Robert Carlson created a summary chart of thirteen (13) story structure overviews. Here’s his diagram (saved from a comment at reddit).
Across the top, note the Act I, Act II (parts A and B), and Act III divisions. Squinting at the chart so the details blur, I can spot four structures with those same three parts. Act I is Syd Field’s “Set-Up” which George Lucas calls “Introduce the Characters.” Billy Wilder gives it the figurative title of “Put a character up in a tree,” while Alfred Hitchcock plays summarize that as simply the “Proposition.”
My favorite, the Seven Point system, isn’t included by name, but it is almost the same as that from Nigel Watts, the third contributor in the left-most column. Nigel divides the “Resolution” in the Seven Point system into two parts, “Reversal” and “Resolution” whereas the Seven Point system calls it merely, “Resolution.” I agree that Act III does need to be divided but “Reversal” is, in my opinion, the wrong word.
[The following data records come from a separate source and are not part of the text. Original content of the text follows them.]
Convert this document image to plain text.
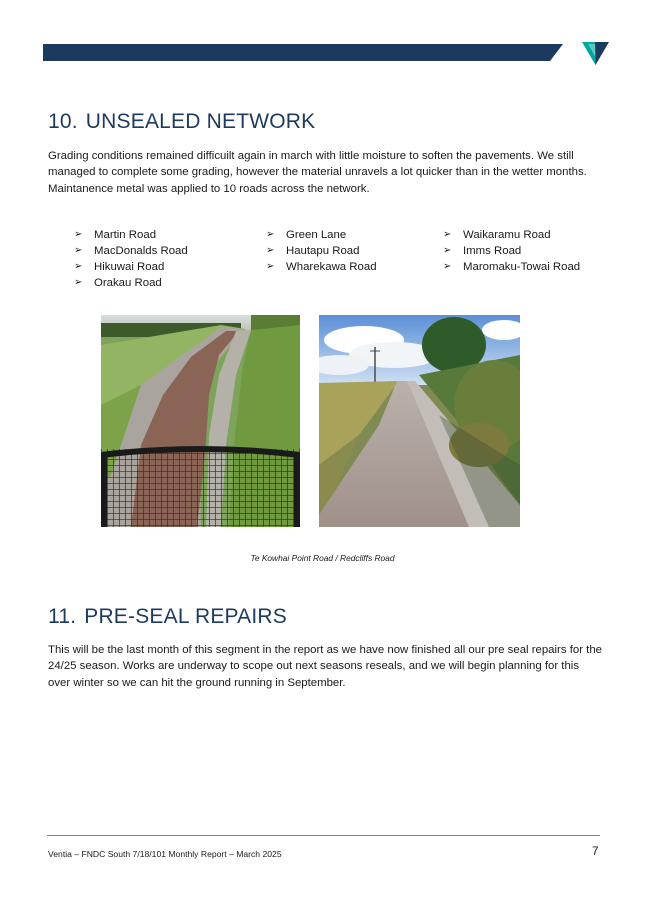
10. UNSEALED NETWORK

Grading conditions remained difficuilt again in march with little moisture to soften the pavements. We still managed to complete some grading, however the material unravels a lot quicker than in the wetter months. Maintanence metal was applied to 10 roads across the network.

➢ Martin Road
➢ MacDonalds Road
➢ Hikuwai Road
➢ Orakau Road
➢ Green Lane
➢ Hautapu Road
➢ Wharekawa Road
➢ Waikaramu Road
➢ Imms Road
➢ Maromaku-Towai Road
Te Kowhai Point Road / Redcliffs Road
11. PRE-SEAL REPAIRS

This will be the last month of this segment in the report as we have now finished all our pre seal repairs for the 24/25 season. Works are underway to scope out next seasons reseals, and we will begin planning for this over winter so we can hit the ground running in September.

Ventia – FNDC South 7/18/101 Monthly Report – March 2025	7
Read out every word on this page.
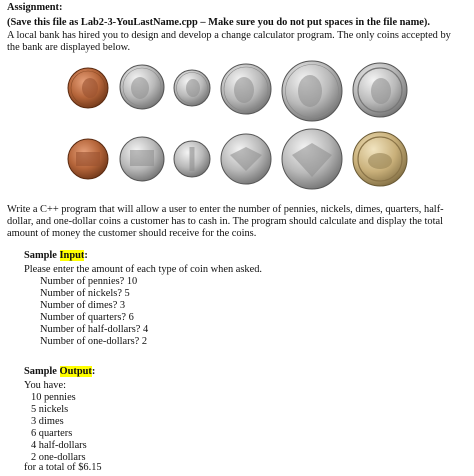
Assignment:
(Save this file as Lab2-3-YouLastName.cpp – Make sure you do not put spaces in the file name).
A local bank has hired you to design and develop a change calculator program. The only coins accepted by the bank are displayed below.
Write a C++ program that will allow a user to enter the number of pennies, nickels, dimes, quarters, half-dollar, and one-dollar coins a customer has to cash in. The program should calculate and display the total amount of money the customer should receive for the coins.
Sample Input:
Please enter the amount of each type of coin when asked.
Number of pennies? 10
Number of nickels? 5
Number of dimes? 3
Number of quarters? 6
Number of half-dollars? 4
Number of one-dollars? 2
Sample Output:
You have:
10 pennies
5 nickels
3 dimes
6 quarters
4 half-dollars
2 one-dollars
for a total of $6.15
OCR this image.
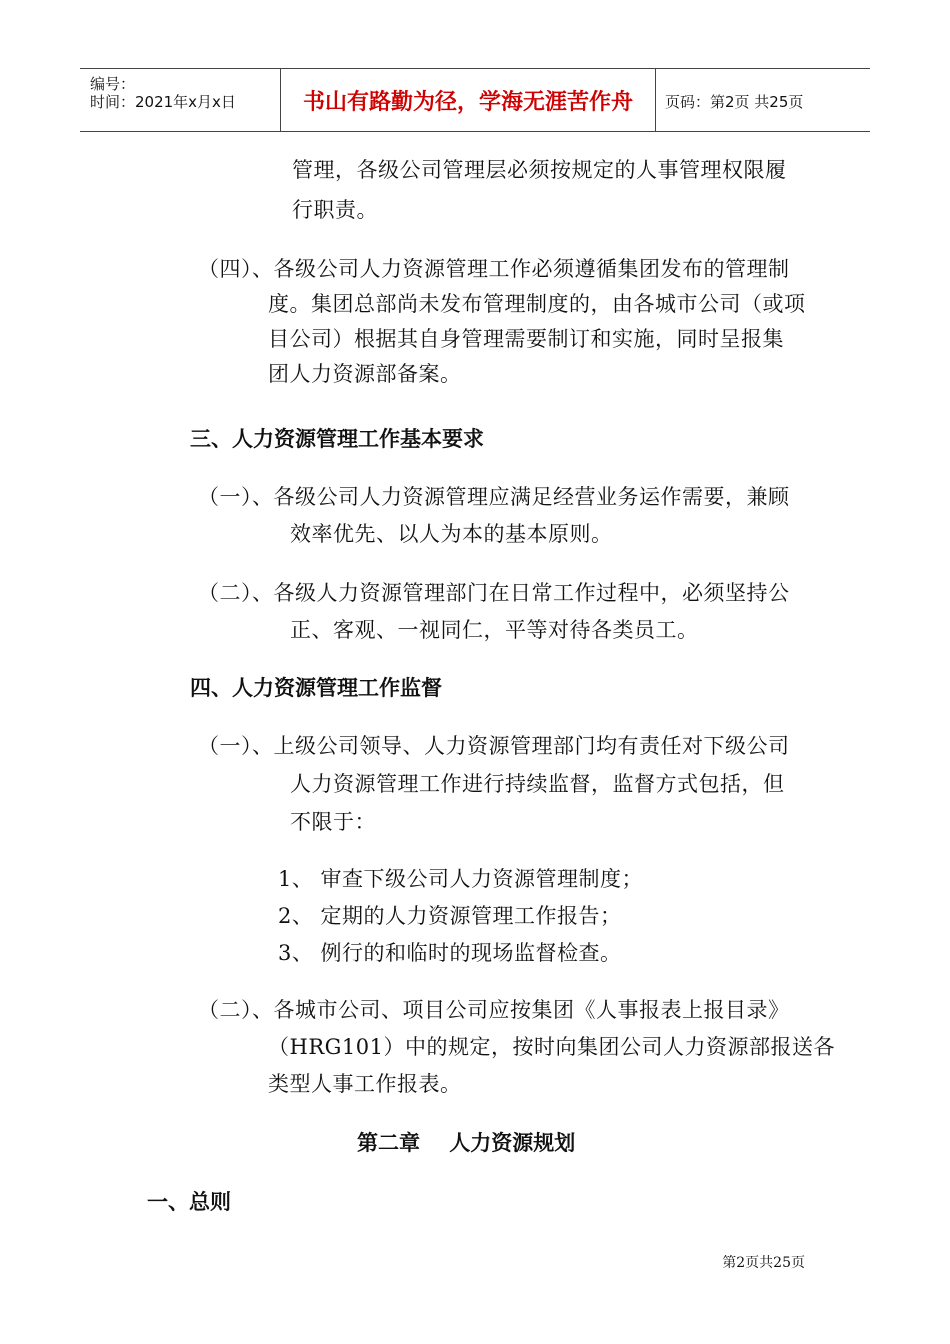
编号：
时间：2021年x月x日	书山有路勤为径，学海无涯苦作舟	页码：第2页 共25页
管理，各级公司管理层必须按规定的人事管理权限履
行职责。
（四）、各级公司人力资源管理工作必须遵循集团发布的管理制
度。集团总部尚未发布管理制度的，由各城市公司（或项
目公司）根据其自身管理需要制订和实施，同时呈报集
团人力资源部备案。
三、人力资源管理工作基本要求
（一）、各级公司人力资源管理应满足经营业务运作需要，兼顾
效率优先、以人为本的基本原则。
（二）、各级人力资源管理部门在日常工作过程中，必须坚持公
正、客观、一视同仁，平等对待各类员工。
四、人力资源管理工作监督
（一）、上级公司领导、人力资源管理部门均有责任对下级公司
人力资源管理工作进行持续监督，监督方式包括，但
不限于：
1、 审查下级公司人力资源管理制度；
2、 定期的人力资源管理工作报告；
3、 例行的和临时的现场监督检查。
（二）、各城市公司、项目公司应按集团《人事报表上报目录》
（HRG101）中的规定，按时向集团公司人力资源部报送各
类型人事工作报表。
第二章    人力资源规划
一、总则
第2页共25页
I would’ve preferred something like “Preparation” to suggest the protagonist is getting ready to make his final assault on the bad guy.
And none of these structures include what I now think of as the eighth point in the Seven Point system. It comes first, often in the first page, first paragraph, and sometimes the first sentence of a novel. It is a Trigger Event that precipitates everything that follows. Rather than a somewhat leisurely exploration of the “Ordinary World” of the protagonist, many recent works–books and, in particular, movies–start with a bang! Some event, perhaps a grisly murder, a crafty theft, or the arrival of an unknown craft from deep space, transforms the setting. We may see the remnants of what was that “Ordinary World,” but we recognize the future will be different.
Regardless, for students and practitioners of the craft of story-making, this summary chart is a marvelous creation. I tip my hat to Robert Carlson where ever he may be in the universe.